Department of Chest Medicine, Buddhist Tzu Chi General Hospital, Hualien, Taiwan.
Conference/Journal: Int J Nurs Stud.
Date published: 2012 Apr 9
Other: Word Count: 290

Research-based evidence supports the therapeutic use of music to improve the sleep quality measured by self-reported questionnaires. However, scientific knowledge of the effects of music measured using standard polysomnography in chronic insomnia adults is currently insufficient.
The objective of this study was to evaluate the effect of soothing music on objective and subjective sleep quality in adults with chronic insomnia.
Fifty participants were enrolled in a randomized controlled trial conducted in the sleep laboratory of a hospital, with 25 participants allocated to the music group and 25 to the control group. For four days, the experimental group was exposed to soothing music selected by the participants or researchers for 45min at nocturnal sleep time, whereas the control group was not exposed to music. Sleep was measured using polysomnography (PSG) and self-reported questionnaires. A general estimating equation was applied to analyze the data.

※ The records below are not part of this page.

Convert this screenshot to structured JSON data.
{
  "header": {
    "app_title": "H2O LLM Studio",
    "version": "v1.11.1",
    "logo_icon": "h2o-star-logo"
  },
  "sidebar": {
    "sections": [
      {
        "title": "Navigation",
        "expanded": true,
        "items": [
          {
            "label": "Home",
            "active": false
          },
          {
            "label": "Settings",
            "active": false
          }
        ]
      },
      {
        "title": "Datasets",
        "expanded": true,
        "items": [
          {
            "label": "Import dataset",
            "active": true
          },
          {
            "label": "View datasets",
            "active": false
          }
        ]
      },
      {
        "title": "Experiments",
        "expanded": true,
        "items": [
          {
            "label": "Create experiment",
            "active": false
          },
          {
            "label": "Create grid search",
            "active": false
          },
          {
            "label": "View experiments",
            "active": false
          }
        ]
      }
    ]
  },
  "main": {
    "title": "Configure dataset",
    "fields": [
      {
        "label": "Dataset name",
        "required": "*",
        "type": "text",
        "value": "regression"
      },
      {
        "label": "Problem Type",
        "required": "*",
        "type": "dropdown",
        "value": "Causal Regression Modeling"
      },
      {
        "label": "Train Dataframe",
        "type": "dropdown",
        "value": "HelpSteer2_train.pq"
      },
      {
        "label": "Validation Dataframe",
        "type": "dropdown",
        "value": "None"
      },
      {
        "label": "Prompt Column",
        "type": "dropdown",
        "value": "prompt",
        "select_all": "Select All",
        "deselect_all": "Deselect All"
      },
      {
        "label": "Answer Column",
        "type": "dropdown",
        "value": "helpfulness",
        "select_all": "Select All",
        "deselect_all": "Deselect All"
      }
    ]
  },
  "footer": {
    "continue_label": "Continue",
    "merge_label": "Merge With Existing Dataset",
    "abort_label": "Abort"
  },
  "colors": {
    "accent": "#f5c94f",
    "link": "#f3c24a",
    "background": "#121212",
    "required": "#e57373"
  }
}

After controlling for baseline data, the music group had significantly better scores for rested rating (p=0.01), shortened stage 2 sleep (p=0.03), and prolonged REM sleep (p=0.04) compared to the control group, shown by the generalized estimating equations. However, there was no evidence of the effectiveness of music on other sleep parameters as measured by PSG. Additional findings indicate no difference in sleep quality between those who listened to their own preferred music (n=10) and those who listened to music selected by the researchers (n=15).
The results contribute to knowledge of the effectiveness of music as a therapy to improve sleep quality in adults experiencing insomnia. Listening to soothing music at nocturnal sleep time improved the rested rating scores, shortened stage 2 sleep, and prolonged REM sleep, but has little effect on sleep quality as measured by polysomnography and self-reported questionnaires.